Al centro della storia c’è la principessa Giulia, regina dei cani: bella, gentile e con tanti pretendenti pronti a tutto pur di conquistarla. Peccato che nessuno riesca davvero a farle battere il cuore. Finché non arriva lui: il principe Felix Mau. Fascinoso, elegante … e re dei gatti.
E qui iniziano i problemi.


Perché cani e gatti, si sa, non sono esattamente migliori amici. La rivalità tra le due specie è antica e feroce, e le rispettive casate fanno di tutto per impedire un’unione che romperebbe secoli di ostilità. Insomma, più che una favola sembra una piccola rivoluzione.

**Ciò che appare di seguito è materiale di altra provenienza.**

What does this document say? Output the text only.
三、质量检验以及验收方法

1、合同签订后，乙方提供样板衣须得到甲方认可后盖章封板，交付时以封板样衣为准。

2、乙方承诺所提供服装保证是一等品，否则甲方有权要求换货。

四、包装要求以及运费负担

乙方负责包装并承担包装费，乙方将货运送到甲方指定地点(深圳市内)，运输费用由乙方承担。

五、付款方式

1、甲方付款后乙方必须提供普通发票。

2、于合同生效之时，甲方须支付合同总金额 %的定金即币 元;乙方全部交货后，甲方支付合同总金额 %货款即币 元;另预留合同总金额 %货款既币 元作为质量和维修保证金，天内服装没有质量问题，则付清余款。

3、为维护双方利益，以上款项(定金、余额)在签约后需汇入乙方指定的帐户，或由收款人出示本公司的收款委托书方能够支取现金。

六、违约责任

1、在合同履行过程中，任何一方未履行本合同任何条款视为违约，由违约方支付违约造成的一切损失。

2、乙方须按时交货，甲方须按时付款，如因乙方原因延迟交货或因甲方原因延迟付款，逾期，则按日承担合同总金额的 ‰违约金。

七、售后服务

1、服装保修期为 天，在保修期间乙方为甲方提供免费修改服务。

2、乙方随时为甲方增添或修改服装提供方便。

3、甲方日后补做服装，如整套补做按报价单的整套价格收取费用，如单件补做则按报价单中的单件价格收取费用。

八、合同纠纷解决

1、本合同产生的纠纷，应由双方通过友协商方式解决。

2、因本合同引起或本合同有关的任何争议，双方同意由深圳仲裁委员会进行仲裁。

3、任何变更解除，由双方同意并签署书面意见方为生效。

Tra attori e pupazzi animati, scene curate da Federico Biancalani e un allestimento attento nei dettagli, lo spettacolo si muove con ritmo e leggerezza. Ma sotto la superficie c’è un messaggio chiaro: l’amore che supera le convenzioni, il coraggio di andare oltre i pregiudizi, la scoperta che l’altro non è un nemico per definizione.
Con ironia e intelligenza, “Cani, gatti e principesse” trasforma una rivalità millenaria in una lezione universale: capirsi è possibile, anche quando sembra impossibile. E a volte basta guardarsi davvero negli occhi per accorgersi che le differenze non dividono, arricchiscono.